There's not a lot riding on governors' decision to build a health insurance exchange. The marketplaces certainly are important to the Affordable Care Act: They're the online portals where millions of Americans will ultimately purchase health insurance, the key vehicle for delivering the health law's insurance expansion.
Building a health exchange is a huge undertaking. Between connecting disparate government computer systems and creating a seamless shopping experience, industry analysts say that this process should take two or three years...

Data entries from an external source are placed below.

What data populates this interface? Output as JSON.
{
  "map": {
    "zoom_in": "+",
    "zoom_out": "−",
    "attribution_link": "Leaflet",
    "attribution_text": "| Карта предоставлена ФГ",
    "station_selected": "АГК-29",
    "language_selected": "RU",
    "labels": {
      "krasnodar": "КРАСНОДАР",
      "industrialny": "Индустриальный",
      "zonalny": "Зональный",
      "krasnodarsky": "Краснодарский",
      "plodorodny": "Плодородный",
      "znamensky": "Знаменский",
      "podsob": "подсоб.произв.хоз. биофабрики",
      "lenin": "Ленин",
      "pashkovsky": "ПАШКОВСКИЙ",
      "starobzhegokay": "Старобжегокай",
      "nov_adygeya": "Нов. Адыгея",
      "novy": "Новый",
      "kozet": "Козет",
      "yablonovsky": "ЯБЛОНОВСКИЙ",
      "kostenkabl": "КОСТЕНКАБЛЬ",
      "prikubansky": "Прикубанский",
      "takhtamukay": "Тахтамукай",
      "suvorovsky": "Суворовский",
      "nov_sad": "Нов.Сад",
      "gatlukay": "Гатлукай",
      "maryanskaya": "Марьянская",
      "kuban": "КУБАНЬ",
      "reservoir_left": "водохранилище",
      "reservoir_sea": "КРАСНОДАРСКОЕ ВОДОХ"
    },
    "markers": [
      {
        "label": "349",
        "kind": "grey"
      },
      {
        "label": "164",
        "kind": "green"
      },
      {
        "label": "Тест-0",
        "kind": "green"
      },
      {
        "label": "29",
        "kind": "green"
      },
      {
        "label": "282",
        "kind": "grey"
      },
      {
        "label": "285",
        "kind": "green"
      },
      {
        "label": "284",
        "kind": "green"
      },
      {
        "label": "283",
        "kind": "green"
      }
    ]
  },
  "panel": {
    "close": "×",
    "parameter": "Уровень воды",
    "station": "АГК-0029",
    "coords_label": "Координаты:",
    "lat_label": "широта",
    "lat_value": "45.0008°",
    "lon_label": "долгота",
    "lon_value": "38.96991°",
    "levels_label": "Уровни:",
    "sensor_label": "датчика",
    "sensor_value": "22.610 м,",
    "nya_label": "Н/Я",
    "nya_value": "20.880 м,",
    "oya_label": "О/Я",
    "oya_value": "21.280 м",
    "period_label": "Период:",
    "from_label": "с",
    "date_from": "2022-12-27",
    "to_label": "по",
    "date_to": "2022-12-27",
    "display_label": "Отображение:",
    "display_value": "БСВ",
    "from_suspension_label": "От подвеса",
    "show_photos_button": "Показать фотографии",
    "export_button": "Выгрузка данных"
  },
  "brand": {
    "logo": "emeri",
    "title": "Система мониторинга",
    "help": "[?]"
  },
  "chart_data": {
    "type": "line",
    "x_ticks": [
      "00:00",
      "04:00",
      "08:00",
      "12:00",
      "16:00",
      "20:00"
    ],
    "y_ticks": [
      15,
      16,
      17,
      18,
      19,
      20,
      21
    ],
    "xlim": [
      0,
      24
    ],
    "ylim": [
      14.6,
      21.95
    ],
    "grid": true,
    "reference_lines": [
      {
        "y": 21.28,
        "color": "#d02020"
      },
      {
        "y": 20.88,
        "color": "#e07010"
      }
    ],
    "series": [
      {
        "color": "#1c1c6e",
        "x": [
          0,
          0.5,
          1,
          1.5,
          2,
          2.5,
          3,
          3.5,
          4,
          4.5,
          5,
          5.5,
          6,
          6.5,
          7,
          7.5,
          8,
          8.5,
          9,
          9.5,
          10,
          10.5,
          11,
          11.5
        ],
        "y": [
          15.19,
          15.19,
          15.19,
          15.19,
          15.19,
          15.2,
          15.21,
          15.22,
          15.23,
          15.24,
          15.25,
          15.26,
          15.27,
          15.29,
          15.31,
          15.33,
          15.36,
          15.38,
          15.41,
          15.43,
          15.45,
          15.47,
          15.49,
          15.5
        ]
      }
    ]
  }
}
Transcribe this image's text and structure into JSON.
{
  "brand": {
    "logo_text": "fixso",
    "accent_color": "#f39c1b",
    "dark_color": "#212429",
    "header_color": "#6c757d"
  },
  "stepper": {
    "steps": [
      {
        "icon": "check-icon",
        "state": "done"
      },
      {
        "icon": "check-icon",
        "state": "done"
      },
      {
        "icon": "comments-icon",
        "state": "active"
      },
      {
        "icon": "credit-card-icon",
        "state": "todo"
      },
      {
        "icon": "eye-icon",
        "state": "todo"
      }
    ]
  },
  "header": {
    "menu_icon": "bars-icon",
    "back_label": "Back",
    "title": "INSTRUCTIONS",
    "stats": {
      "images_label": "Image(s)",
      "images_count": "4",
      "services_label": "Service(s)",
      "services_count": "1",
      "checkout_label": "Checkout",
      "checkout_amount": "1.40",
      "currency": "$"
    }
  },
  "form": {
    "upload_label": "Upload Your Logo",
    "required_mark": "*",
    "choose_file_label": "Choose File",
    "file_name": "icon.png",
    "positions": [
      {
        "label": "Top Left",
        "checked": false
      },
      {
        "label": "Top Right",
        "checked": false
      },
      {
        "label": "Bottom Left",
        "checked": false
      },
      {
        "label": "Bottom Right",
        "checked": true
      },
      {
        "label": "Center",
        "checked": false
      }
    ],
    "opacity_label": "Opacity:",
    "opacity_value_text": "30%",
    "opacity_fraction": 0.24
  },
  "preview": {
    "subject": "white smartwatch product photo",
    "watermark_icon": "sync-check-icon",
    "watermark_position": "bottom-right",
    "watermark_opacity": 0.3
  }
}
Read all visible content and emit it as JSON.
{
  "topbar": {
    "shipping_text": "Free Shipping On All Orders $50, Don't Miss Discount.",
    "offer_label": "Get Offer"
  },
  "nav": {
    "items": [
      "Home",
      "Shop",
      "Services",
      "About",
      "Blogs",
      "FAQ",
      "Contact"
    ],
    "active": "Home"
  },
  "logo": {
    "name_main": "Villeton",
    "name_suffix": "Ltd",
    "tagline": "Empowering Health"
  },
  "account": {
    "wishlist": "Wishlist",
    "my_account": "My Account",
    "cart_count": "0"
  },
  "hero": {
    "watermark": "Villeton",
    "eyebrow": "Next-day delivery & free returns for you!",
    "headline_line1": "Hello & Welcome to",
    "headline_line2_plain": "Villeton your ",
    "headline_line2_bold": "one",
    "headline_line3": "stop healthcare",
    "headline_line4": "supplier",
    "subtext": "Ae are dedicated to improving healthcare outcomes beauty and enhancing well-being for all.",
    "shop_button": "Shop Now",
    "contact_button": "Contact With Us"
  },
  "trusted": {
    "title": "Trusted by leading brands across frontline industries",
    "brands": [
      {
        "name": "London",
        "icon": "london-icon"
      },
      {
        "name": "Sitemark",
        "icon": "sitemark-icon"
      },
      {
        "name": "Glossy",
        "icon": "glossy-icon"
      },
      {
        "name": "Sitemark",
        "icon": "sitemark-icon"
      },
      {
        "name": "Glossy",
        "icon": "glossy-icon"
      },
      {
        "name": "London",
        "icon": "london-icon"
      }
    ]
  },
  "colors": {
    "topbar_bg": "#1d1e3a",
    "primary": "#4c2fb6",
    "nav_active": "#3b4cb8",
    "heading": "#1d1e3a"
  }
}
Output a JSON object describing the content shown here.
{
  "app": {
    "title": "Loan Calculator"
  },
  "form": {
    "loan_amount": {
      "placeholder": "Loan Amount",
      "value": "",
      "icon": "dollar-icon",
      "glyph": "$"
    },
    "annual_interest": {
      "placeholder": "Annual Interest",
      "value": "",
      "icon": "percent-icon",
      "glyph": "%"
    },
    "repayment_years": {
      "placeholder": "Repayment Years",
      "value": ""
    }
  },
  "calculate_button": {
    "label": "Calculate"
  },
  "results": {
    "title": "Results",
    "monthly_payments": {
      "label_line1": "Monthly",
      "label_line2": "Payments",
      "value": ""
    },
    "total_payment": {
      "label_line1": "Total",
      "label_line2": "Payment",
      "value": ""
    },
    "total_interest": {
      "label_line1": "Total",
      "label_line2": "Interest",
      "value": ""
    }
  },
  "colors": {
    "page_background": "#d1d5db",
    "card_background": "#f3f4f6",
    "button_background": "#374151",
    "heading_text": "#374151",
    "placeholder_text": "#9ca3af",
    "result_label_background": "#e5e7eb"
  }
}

That's the story with the exchanges: There's little political upside to building one, but lots of potential fallout. On the Medicaid expansion, the calculus is completely different. The federal government cannot provide a back-up Medicaid expansion-and governors are deciding whether to extend health insurance to hundreds of thousands of their residents.
Provided the Obama administration does a good job with the exchanges it runs (by no means a sure thing), this is the best of both worlds. The states that are setting up their own exchanges are mostly those where Democrats are in charge, meaning the government is run by people who want to do a good job and see the ACA succeed. The states that are letting the federal government do it for them are places like Florida, where the state government is run by Republicans who probably would have done a crappy job of it anyway. So in the end, everybody wins.